Motion tracking "telemetry" data lies at the core of nearly all modern virtual reality (VR) and metaverse experiences. While generally presumed innocuous, recent studies have demonstrated that motion data actually has the potential to uniquely identify VR users. In this study, we go a step further, showing that a variety of private user information can be inferred just by analyzing motion data recorded from VR devices. We conducted a large-scale survey of VR users (N=1,006) with dozens of questions ranging from background and demographics to behavioral patterns and health information. We then obtained VR motion samples of each user playing the game "Beat Saber," and attempted to infer their survey responses using just their head and hand motion patterns. Using simple machine learning models, over 40 personal attributes could be accurately and consistently inferred from VR motion data alone. Despite this significant observed leakage, there remains limited awareness of the privacy implications of VR motion data, highlighting the pressing need for privacy-preserving mechanisms in multi-user VR applications.

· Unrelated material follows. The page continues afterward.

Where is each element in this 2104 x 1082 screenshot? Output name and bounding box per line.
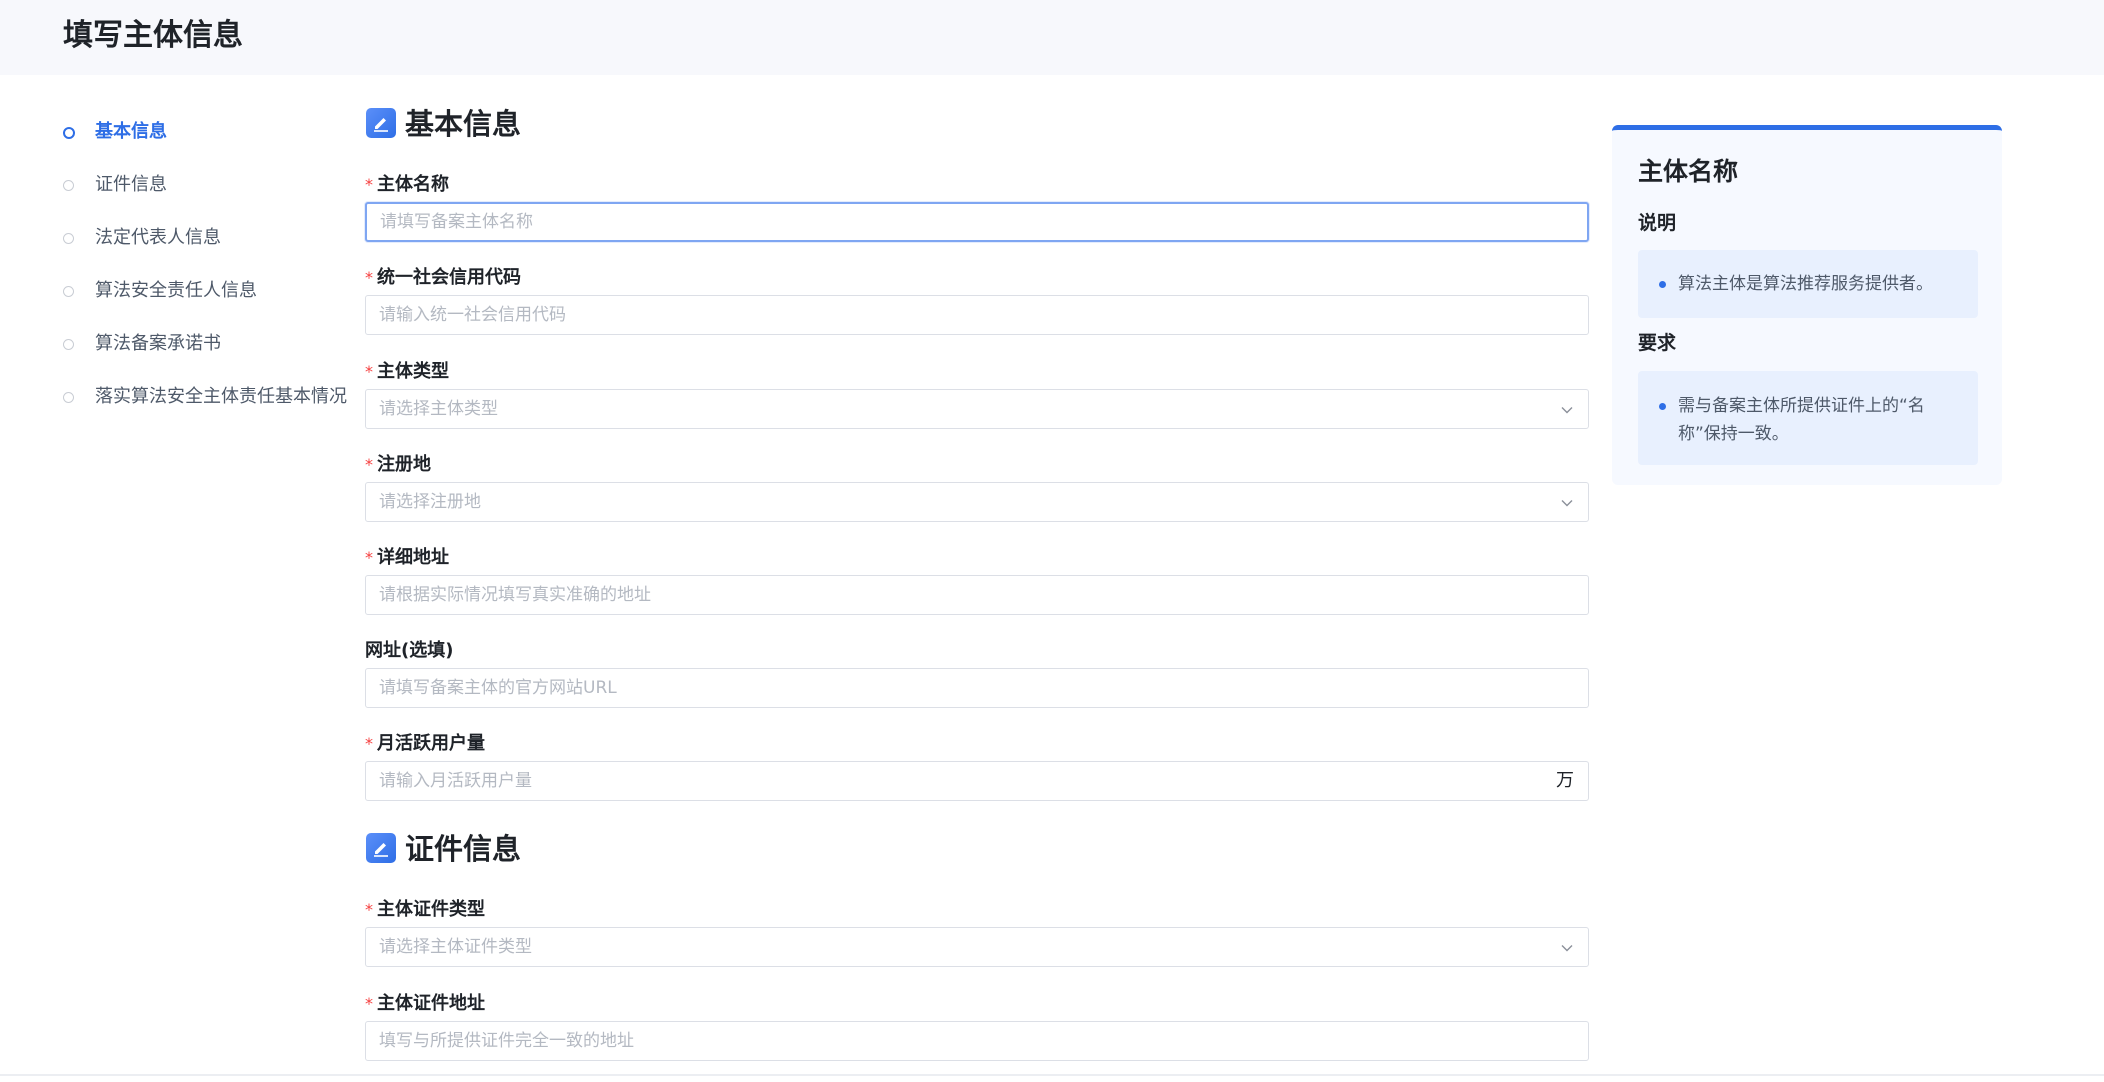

翻译：运动追踪“遥测”数据几乎是所有现代虚拟现实（VR）和元宇宙体验的核心。尽管通常被认为无害，但近期研究表明，运动数据实际上具有唯一识别VR用户的潜力。在本研究中，我们更进一步，证明仅通过分析VR设备记录的运动数据，即可推断出多种用户私人信息。我们对VR用户进行了一项大规模调查（N=1006），涵盖背景与人口统计、行为模式及健康信息等数十个问题。随后，我们获取了每位用户游玩《Beat Saber》游戏时的VR运动样本，并尝试仅利用其头部和手部运动模式来推断其调查回答。通过使用简单的机器学习模型，仅凭VR运动数据即可准确且一致地推断出超过40项个人属性。尽管存在这种显著的隐私泄露，但人们对VR运动数据隐私影响的认识仍然有限，这凸显了在多用户VR应用中亟需引入隐私保护机制。